Set goals for yourself. Not academic goals, like I want a 4.0 GPA, or I want to be at the top of my class. Those are great and all, but when you walk across the stage in May (hopefully), those all wash away. Make real goals. Life goals. “I want to attend a summer program for my major before I graduate,” or “I want to foster a dog before the age of 25.” Dogs need fostering too. Those are the goals that sit with you for a longer period of time than six years.

Don’t just pick classes because your friends are in them. Or because your parents or siblings told you too. Take classes that you want. If you are smart enough for honors and the rest of your friends aren’t taking it, take the opportunity. You can still see your friends at lunch or study hall.

Get a detention at least once. They don’t go on your record and it’s a humbling experience.

Let Mr. Perdrix know your name. I know that it is scary sometimes walking the halls without a pass and we all find ways to avoid him, but don’t. He is a nice guy and it makes you feel special when he can pick you out of 3000 students.

Teachers try. They try and sometimes you get a bad experience. Trust me, I know. But in the end, these teachers that give hard instruction are people too. If you don’t feel comfortable getting help from them, there are other teachers in the school that teach the same subject that can help you. Get help. And don’t complain if you haven’t gone through all the channels of help.

Go to a play, a musical, or a concert at least once. You probably have a friend that participates in one of these and it would mean a lot to see their hard work.
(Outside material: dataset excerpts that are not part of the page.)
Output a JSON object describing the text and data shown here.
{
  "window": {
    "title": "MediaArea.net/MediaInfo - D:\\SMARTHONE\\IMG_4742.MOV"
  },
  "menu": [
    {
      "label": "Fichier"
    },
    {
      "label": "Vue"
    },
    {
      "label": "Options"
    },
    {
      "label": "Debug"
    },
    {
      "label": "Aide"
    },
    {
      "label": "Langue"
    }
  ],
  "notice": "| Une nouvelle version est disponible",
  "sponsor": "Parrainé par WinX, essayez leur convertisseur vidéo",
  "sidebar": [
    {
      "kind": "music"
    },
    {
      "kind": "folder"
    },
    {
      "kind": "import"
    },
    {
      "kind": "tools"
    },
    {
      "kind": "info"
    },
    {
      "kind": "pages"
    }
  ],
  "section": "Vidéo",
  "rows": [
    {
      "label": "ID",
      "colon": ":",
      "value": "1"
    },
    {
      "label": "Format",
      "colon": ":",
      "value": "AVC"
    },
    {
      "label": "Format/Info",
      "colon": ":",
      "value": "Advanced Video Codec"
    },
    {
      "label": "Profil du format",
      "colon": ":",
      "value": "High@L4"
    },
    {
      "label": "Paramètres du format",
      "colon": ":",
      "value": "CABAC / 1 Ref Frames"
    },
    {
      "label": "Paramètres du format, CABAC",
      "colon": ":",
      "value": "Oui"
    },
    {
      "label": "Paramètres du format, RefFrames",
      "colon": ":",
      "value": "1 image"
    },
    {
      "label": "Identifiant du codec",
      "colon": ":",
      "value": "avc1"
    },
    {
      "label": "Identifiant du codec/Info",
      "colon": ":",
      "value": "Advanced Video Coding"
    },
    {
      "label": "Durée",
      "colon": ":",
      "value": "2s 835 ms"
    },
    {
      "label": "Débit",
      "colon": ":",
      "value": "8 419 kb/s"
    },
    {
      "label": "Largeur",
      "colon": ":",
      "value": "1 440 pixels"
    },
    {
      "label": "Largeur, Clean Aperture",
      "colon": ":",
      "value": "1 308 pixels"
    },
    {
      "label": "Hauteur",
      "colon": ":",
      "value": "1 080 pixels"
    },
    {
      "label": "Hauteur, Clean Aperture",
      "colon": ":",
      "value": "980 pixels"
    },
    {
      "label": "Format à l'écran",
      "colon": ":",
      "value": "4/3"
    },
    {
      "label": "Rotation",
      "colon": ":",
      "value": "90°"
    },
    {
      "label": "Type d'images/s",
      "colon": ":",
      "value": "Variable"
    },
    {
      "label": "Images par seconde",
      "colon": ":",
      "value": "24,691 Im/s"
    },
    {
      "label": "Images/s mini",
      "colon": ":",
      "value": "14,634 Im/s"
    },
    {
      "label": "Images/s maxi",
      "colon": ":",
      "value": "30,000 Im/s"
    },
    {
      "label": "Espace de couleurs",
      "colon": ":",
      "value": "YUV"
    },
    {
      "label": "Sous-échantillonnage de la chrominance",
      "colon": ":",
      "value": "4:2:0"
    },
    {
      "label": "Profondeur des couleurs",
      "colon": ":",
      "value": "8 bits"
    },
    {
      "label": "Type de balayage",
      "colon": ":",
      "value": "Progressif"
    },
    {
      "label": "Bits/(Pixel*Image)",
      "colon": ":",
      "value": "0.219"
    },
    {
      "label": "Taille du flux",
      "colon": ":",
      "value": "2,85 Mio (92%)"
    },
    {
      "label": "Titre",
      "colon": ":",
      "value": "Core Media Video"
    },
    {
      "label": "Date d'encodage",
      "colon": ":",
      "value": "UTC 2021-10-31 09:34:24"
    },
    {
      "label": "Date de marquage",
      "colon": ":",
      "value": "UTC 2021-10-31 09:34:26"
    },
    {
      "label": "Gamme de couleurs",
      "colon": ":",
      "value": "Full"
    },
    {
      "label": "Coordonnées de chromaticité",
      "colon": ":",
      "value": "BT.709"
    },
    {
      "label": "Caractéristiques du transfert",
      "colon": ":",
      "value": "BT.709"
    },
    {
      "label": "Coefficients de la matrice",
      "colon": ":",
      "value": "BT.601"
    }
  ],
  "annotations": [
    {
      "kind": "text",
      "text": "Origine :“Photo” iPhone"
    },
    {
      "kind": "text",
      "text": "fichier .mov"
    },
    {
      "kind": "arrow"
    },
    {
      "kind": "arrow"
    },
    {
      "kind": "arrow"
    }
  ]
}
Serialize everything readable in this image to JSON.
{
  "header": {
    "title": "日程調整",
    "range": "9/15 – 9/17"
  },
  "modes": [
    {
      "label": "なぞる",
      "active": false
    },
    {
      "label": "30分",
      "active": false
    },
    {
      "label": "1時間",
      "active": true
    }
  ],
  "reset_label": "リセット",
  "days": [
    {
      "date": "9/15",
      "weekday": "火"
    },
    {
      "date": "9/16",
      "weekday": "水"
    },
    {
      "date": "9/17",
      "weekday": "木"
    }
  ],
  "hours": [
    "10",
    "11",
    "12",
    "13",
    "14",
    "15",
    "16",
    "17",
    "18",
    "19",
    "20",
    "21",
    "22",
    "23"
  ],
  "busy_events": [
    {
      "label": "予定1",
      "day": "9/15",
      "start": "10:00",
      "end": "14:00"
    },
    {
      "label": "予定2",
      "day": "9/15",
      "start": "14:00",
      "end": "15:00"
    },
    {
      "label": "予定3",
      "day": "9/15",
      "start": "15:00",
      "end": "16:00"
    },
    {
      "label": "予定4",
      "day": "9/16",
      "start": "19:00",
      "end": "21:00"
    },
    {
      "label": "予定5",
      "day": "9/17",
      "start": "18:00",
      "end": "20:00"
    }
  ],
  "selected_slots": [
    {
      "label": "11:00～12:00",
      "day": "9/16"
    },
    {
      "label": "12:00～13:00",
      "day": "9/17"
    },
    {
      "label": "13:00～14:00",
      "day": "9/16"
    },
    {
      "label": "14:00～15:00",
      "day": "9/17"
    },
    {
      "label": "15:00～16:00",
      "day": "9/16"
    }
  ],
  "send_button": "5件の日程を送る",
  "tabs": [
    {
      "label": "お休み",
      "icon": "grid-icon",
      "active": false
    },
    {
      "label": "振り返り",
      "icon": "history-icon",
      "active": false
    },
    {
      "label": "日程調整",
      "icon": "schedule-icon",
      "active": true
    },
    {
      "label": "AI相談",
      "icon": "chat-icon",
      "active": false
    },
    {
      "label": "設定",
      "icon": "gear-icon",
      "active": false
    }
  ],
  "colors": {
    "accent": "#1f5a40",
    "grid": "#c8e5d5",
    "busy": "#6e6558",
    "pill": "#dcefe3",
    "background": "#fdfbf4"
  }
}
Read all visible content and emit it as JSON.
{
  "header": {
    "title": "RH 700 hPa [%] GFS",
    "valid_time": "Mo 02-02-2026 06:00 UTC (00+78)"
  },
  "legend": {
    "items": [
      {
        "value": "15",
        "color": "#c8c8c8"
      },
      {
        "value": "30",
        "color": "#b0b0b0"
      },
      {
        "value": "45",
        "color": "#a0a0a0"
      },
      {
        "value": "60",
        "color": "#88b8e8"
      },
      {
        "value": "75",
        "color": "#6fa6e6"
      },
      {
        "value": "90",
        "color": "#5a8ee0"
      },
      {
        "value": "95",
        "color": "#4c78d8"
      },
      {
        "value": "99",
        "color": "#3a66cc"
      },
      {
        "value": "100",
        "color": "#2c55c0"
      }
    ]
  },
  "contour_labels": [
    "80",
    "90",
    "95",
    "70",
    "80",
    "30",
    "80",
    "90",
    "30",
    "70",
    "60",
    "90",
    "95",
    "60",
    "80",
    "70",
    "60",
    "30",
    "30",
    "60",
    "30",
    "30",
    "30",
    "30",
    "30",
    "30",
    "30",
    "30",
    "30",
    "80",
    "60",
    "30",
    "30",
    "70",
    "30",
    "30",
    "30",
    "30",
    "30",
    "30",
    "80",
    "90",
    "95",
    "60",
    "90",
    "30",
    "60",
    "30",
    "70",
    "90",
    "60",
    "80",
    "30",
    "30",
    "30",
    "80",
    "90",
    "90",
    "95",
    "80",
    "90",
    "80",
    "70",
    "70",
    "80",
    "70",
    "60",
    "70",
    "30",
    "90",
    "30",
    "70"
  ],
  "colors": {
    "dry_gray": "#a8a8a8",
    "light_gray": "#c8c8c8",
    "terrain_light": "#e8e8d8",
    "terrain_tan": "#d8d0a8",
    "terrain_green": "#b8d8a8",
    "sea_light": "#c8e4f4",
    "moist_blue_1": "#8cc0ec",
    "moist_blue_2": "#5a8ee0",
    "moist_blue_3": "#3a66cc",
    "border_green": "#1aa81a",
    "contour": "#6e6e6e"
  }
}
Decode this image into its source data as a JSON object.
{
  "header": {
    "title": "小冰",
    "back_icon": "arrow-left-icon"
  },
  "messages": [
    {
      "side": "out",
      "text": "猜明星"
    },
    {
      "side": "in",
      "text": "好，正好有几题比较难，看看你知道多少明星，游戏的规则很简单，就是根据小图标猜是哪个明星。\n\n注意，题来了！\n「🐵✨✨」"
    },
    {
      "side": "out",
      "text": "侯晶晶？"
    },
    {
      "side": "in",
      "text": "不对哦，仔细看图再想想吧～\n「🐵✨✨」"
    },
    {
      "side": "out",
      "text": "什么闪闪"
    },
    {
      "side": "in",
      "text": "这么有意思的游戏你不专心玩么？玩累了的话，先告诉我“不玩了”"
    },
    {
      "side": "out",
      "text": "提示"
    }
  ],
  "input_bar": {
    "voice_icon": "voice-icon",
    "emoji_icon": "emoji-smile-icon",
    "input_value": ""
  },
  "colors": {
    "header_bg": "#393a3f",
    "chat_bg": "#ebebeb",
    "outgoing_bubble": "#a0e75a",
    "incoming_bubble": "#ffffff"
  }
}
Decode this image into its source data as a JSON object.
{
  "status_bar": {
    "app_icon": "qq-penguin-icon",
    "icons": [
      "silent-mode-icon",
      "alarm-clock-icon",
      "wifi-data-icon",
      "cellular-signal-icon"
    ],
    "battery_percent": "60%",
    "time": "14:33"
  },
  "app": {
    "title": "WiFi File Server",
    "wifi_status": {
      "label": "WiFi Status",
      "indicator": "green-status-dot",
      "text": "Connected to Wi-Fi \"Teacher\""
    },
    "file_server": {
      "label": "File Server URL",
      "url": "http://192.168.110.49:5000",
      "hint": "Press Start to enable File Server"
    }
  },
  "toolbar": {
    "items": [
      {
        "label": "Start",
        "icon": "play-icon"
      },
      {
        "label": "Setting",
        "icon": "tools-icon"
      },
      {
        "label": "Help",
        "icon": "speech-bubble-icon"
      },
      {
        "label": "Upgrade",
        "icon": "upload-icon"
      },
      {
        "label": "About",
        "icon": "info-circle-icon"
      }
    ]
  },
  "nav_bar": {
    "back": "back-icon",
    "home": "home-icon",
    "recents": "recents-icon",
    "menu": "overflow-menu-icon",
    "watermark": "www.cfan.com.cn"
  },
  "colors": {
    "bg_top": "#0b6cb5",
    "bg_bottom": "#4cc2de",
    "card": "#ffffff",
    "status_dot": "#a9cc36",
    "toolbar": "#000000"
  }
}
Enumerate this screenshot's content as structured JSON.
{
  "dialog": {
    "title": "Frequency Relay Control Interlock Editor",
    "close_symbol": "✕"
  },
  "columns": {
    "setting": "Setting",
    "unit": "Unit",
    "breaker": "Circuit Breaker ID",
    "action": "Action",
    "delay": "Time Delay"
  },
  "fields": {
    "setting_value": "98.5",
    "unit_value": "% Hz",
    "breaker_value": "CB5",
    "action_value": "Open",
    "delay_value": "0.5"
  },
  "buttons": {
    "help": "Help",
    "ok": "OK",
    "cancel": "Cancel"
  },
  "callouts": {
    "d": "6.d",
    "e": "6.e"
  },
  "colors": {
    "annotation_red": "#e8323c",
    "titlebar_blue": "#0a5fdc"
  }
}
It’s a new experience you don’t want to miss.

Ask for help when you need it. There are many resources that the faculty and district has given us and if you are in need, get help. There is always someone around. Trust me. And along those lines, thank you. Thank you to everyone who helped us try to keep sane. Thank you to the students who found other ways to cope. 

Try at least one year in Gym. Try lifting weights, try running the track without stopping. Try, just try.

And last but not least, make your SENIOR year count. It’s sad that this SENIOR class isn’t getting the ending that we all want. I think that you should remember that. Go to all dances. Participate in the costume parade. Have fun at SENIOR sendoff. Remember that this is the end of your high school career. Value it.